We were initially sceptical that it was possible to grow vegetables in these conditions and we asked her many, many questions. She consulted her team and market gardeners in the nearby town of Tindouf and came back with answers. With her team she wrote a project plan and costed it up. They called the project GROWING HOPE IN THE SAHRAWI REFUGEE CAMPS. Their aim was that if we helped them to get started they could become self-reliant and gradually increase the amount of polytunnels.
So the fundraising started – coffee mornings, auctions, dance nights, tea in the park.
On 20th August 2020 we became a Charitable Trust (Charity number: 1191126).
*The Woodcraft Folk is a youth organisation that welcomes all. With the motto “Span the World with Friendship” it holds the ideals of freedom, friendship, justice, unity and peace, teaching the next generations that we should all be treated fairly and work together to build a better future.
The Details
The connection between Levenshulme Woodcraft and the Sahrawi began in 2000 at a campsite in Anglesey when a group of young children came over
Later at Global Village (The Woodcraft Folk International Camp) in 2006 a group of adults camped with us. A favourite memory of this time was on a day trip to London when we went on an escalator and Gaboula (on the far right in the picture) was shrieking in astonishment as it moved! In 2007 Levenshulme Woodcraft Folk hosted a group of 8 children from the Sahrawi refugee camps near Tindouf in Algeria. To enable them to come over we raised money for flights, visas, and a programme of events including a weekend in Conwy. They stayed with 5 families in Levenshulme and Longsight for the first 2 weeks and then were welcomed by Birkenhead Woodcraft Folk who hosted them for the final two weeks of their month long stay in the UK.
Levenshulme Woodcraft Folk maintained links with the children and their families. The following year a group of 10 adults and children from Levenshulme Woodcraft were invited to visit them in the camps in the harsh Algerian desert.
During this visit bonds were made with the families and thanks to social media we have been able to keep in touch over the last ten years. All the children from Levenshulme and the camps have grown up and some now have own young families who will be the second generation born away from, and may never see, their homeland.
We have set up this charity to support the Sahrawi and to enable them to have as much independence and self-reliance as is possible in a refugee camp where you have no freedom of movement, no nationality, no right to a passport, no choices.
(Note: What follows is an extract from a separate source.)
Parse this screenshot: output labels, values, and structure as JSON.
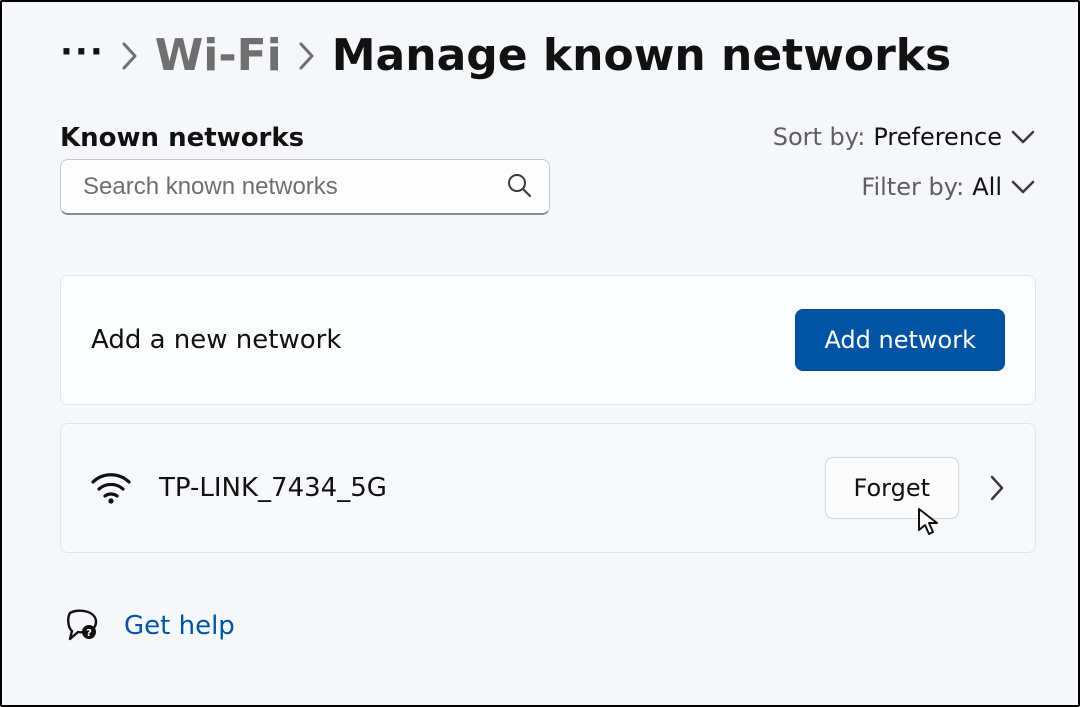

The WSSG is a governed by a board of trustees who aim to support a range of projects in the Western Saharan refugee camps by fundraising to make these initiatives become a reality. The projects are inspired by the self-determined needs of the Sahrawi who will ultimately be responsible for delivering the outcomes. The trustees oversee the use of funds and monitor and hold the projects to account to ensure value for money and best outcomes to benefit as wide a number of people as possible. Our overriding aim is to extend a hand of solidarity and friendship with a largely forgotten and dispossessed people.